Caitlin spürte, dass der Zeitpunkt jetzt gekommen war. Jeden Moment würde er sich umdrehen und es ihr sagen. Er musste gehen. Sie war nicht mehr von Nutzen für ihn.

Am liebsten hätte sie etwas erfunden und eine Lüge über ihren Vater erzählt, um eine Spur zu legen. Damit er bei ihr blieb. Aber ihr war klar, dass sie das nicht fertigbringen würde.

Auf einmal war sie den Tränen nahe.

»Ich verstehe das nicht«, murmelte Caleb und blickte immer noch auf den Fluss hinaus. »Ich war mir so sicher, dass du die Auserwählte bist.«

Wieder schwieg er. Sie wartete eine gefühlte Ewigkeit.

»Es gibt noch etwas, das ich nicht verstehe«, erklärte er schließlich und drehte sich zu ihr um. Seine großen Augen hypnotisierten sie förmlich.
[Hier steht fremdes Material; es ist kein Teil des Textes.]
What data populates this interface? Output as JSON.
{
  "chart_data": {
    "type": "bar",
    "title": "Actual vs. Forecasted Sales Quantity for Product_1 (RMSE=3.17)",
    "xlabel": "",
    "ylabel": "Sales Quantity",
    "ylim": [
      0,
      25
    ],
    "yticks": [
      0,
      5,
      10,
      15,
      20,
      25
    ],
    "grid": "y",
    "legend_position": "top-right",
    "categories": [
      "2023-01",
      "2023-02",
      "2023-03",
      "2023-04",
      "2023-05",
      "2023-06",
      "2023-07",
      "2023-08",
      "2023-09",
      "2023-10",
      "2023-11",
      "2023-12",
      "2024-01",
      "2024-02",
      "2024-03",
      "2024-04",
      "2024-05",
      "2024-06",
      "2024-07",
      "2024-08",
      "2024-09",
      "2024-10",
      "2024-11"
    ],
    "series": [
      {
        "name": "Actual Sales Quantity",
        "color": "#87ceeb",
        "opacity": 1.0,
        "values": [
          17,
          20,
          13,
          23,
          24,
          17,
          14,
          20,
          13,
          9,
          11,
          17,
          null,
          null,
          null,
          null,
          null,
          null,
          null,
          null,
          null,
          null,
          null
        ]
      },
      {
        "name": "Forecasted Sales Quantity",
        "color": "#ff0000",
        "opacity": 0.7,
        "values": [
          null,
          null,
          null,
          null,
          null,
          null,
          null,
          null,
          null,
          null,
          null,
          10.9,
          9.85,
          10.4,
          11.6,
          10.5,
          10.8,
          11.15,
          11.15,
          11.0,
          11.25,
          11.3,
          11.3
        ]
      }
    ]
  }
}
»Ich fühle etwas, wenn ich in deiner Nähe bin. Aber es ist ganz verschwommen. Wenn ich mit anderen zusammen bin, kann ich immer deutlich sehen, was wir miteinander erlebt haben, wann unsere Wege sich gekreuzt haben, egal in welchem Körper. Aber bei dir … ist alles trüb. Ich sehe nichts. Das ist mir noch nie passiert. Es ist, als würde ich … davon abgehalten, etwas zu sehen.«

»Vielleicht sind wir uns ja nie begegnet«, gab Caitlin zu bedenken.

Er schüttelte den Kopf.

»Auch das würde ich sehen. In deinem Fall kann ich weder die Vergangenheit noch die Zukunft erkennen. Das ist mir in dreitausend Jahren noch nie passiert. Ich habe das Gefühl … als hätte ich eine Erinnerung an dich. Ich kann es fast greifen, aber eben nur fast. Es kommt nicht. Das treibt mich in den Wahnsinn.«

»Na ja«, sagte sie, »vielleicht gibt es einfach nichts zu sehen. Vielleicht ist das jetzt einfach nur die Gegenwart. Möglicherweise gab es nie mehr und wird auch nie mehr geben.«

Sofort bereute sie ihre Worte. Jetzt ging das schon wieder los, sie riss einfach ihren Mund auf und sagte dämliche Sachen, die sie gar nicht so meinte. Warum musste sie so etwas sagen? Es war das genaue Gegenteil von dem, was sie dachte und fühlte. Sie hätte eigentlich sagen wollen: Ja. Ich fühle es auch. Ich habe das Gefühl, als wären wir schon ewig zusammen. Und ich möchte für immer bei dir bleiben. Stattdessen purzelten ganz andere Worte aus ihrem Mund. Es musste daran liegen, dass sie so nervös war. Jetzt konnte sie ihre Worte nicht mehr zurücknehmen.

Doch Caleb ließ sich nicht abschrecken. Im Gegenteil, er trat näher, legte ihr die Hand an die Wange und schob ihr Haar zurück. Dabei sah er ihr tief in die Augen. Diesmal wurden seine Augen blau. Der Blickkontakt war überwältigend.

Ihr Herz pochte heftig, und überall in ihrem Körper breitete sich Hitze aus. Sie hatte das Gefühl, sich in seinem Blick zu verlieren.

Versuchte er sich zu erinnern? Wollte er sich verabschieden?

Oder würde er sie vielleicht gleich küssen?